Mesmo diante de tudo que já passei, sei que isso não é nada comparado à situação de tantas mulheres que sequer têm o direito de viver. Elas apenas sobrevivem com as migalhas de uma sociedade, seja de homens ou mulheres, que se veem no centro e não dão a mínima para quem está à margem.

Além de todas as minhas dificuldades, a maioria das mulheres, cidadãs, sujeitos de direitos, possuem inúmeras violências sobrepostas a todas essas. São seres humanos que, na maioria dos casos, nascem diante da desarmonia marital, experimentando a brutalidade da vida sem sequer imaginar a possibilidade de aquilo ser diferente, pois elas se enxergam muitas vezes como culpadas dos seus infortúnios e responsáveis pelas desgraças que as acompanham. Depois de vivenciar uma infância cercada de violências, acredita que não há outra forma de viver, reproduzindo o mesmo comportamento que prendeu como sendo o correto.

Mas, talvez você questione que nem sempre as pessoas encontram violência em casa, eu já esperava. Porém, há inúmeras outras razões para ocupar um lugar de vulnerabilidade, que significa estar exposta a abusos, danos e perigos. Elas podem ocorrer por ausência de recursos financeiros ou afetivos, fragilidade, podendo ser física, emocional ou social, ou outras condições que causem prejuízos ao seu desenvolvimento humano.

Pessoas com teto e desatentas às vulnerabilidades, geralmente, questionam aqueles que sobrevivem nas ruas, a justificativa mais encontrada na boca de quem dorme em uma cama macia é dizer que por pura preguiça a vida não muda. É bom lembrar que vivemos na sociedade da performance e da validação. Por isso, quem não se apropria dos meios para atingir o lugar, está relegado a ocupar o não-lugar, tornando-se abjeto. E, esses meios, são escassos, ou seria muito fácil para qualquer um ter a fortuna do Elon Musk. Porém, são infindáveis as perdas de quem fica em uma condição extrema, e quem justifica essa situação de forma tão simplista, nunca experimentou ou refletiu sobre o lugar de quem vivencia a segregação. São infinitos processos com a culminância de muitas respostas negativas, até se perderem, e se torna impossível a busca ou a identificação de um lugar que possa ser ocupado.
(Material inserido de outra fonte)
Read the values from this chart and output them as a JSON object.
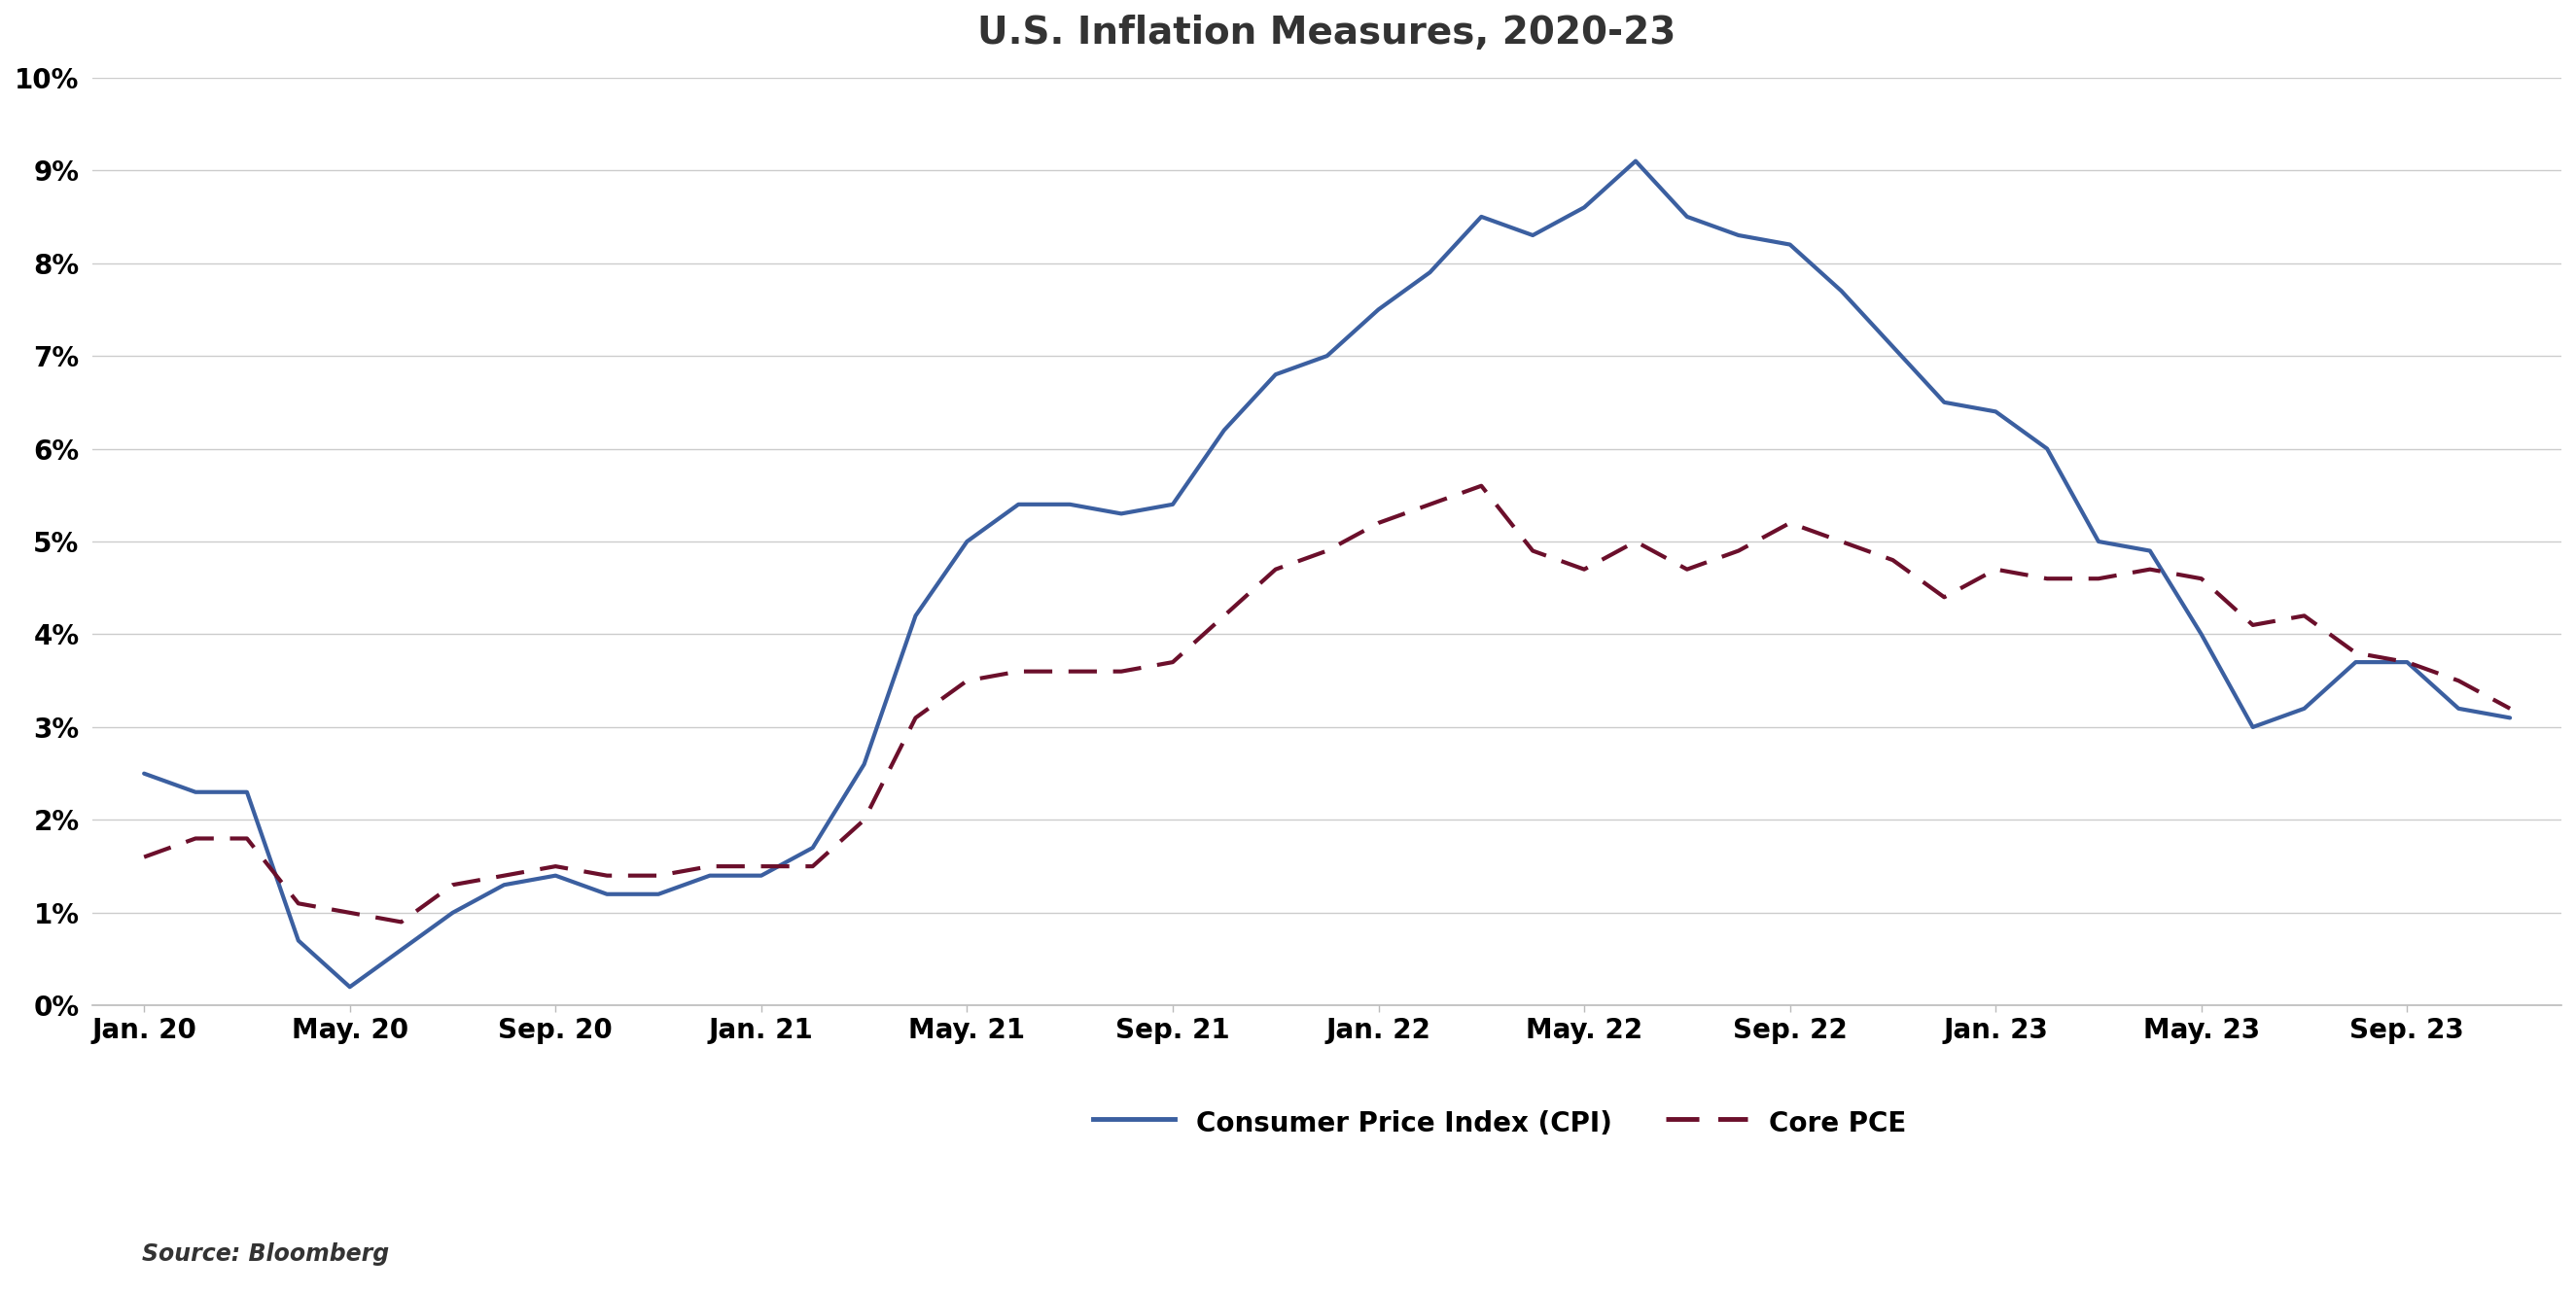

Por fim, respondendo à pergunta de Heleieth Saffioti, no livro Gênero Patriarcado Violência, ser mulher é carregar o peso das escolhas dos outros, pois nós mesmas nunca fomos redatoras das possibilidades que nos oferecem. Porquanto, mesmo ao acreditarmos que temos/tivemos esse poder, foi apenas uma permissão, um sopro de ilusão dado pela sociedade (não apenas pelos homens, também somos responsáveis), para acreditarmos que estamos/estivemos no controle das nossas vidas. Logo, a partir do momento em que você tentar fazer uma escolha fora das possibilidades pré-determinadas, reavivará a fogueira da opinião pública que está pronta para queimar qualquer chance de se tentar fazer diferente.

Fica o questionamento: Como é ser homem hoje?

Sobre a autora:

Ludimilla Barreira

Leitora, sonhadora, eterna estudante e observadora da vida. Além disso, é bacharel em Direito, especialista em Direito Público, servidora do executivo estadual e defensora da igualdade.